Since the topic of attaching the model building config inside the weights keeps coming up in our discussions, I think it's worth writing in detail why I think this is not a good idea. Here by model building config, I refer to all the params passed to the constructor of the Model class to build it. It includes things like model hyper-parameters, layer configuration etc: https://github.com/datumbox/dapi-model-versioning/blob/c7f9302103267e968f86b8d7fe21931bdd820e3c/dapi_lib/models/resnet.py#L21-L28

As you recall each model builder method expects a specific Weights Enum for the specific model and that's how the two are associated. So instead of the weights data class storing the building config, we "store" this to the model builder method and just link to it:

https://github.com/datumbox/dapi-model-versioning/blob/c7f9302103267e968f86b8d7fe21931bdd820e3c/dapi_lib/models/resnet.py#L46-L47

https://github.com/datumbox/dapi-model-versioning/blob/c7f9302103267e968f86b8d7fe21931bdd820e3c/dapi_lib/models/resnet.py#L63

This is useful because:

  1. There is a many to 1 relationship between the two. A building config can associate with multiple Weights but each weight is associated with a single building config.
  2. It allows us to provide building configurations even when we don't offer fully trained weights. This can be useful when a model is very expensive to train. This is done by just passing None on the model weights of the builder. Since the information of how to build this is not in the weights but instead in the builder, we are able to do so without introducing fake Enum values, extra booleans etc.
  3. It builds upon existing practices and it's BC.

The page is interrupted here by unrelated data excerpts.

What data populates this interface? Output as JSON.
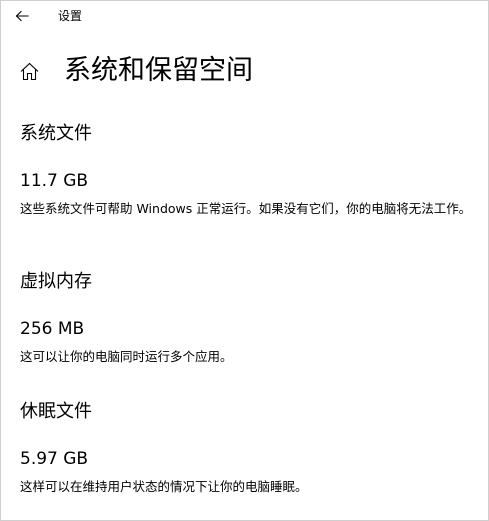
{
  "titlebar": {
    "app_title": "设置",
    "back_icon": "back-arrow-icon"
  },
  "header": {
    "home_icon": "home-icon",
    "title": "系统和保留空间"
  },
  "sections": [
    {
      "heading": "系统文件",
      "value": "11.7 GB",
      "description": "这些系统文件可帮助 Windows 正常运行。如果没有它们，你的电脑将无法工作。"
    },
    {
      "heading": "虚拟内存",
      "value": "256 MB",
      "description": "这可以让你的电脑同时运行多个应用。"
    },
    {
      "heading": "休眠文件",
      "value": "5.97 GB",
      "description": "这样可以在维持用户状态的情况下让你的电脑睡眠。"
    }
  ],
  "colors": {
    "background": "#ffffff",
    "text": "#000000",
    "border": "#cfcfcf"
  }
}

If you want to remove the model building config from the model builder method, one option is to store this information on its own on a separate Enum or Data class or dictionary. Here is what audio is currently doing: https://github.com/datumbox/dapi-model-versioning/blob/c7f9302103267e968f86b8d7fe21931bdd820e3c/dapi_lib/models/tacotron2.py#L17-L39

Though this can be an interesting idea, I think that this is beyond the scope of this RFC and should be handle separately. IMO this is something that is on the control of the Domain libraries and as long as this info is not dumped in the weights (for the reasons I explained above) they should be able to use a solution that meets their needs.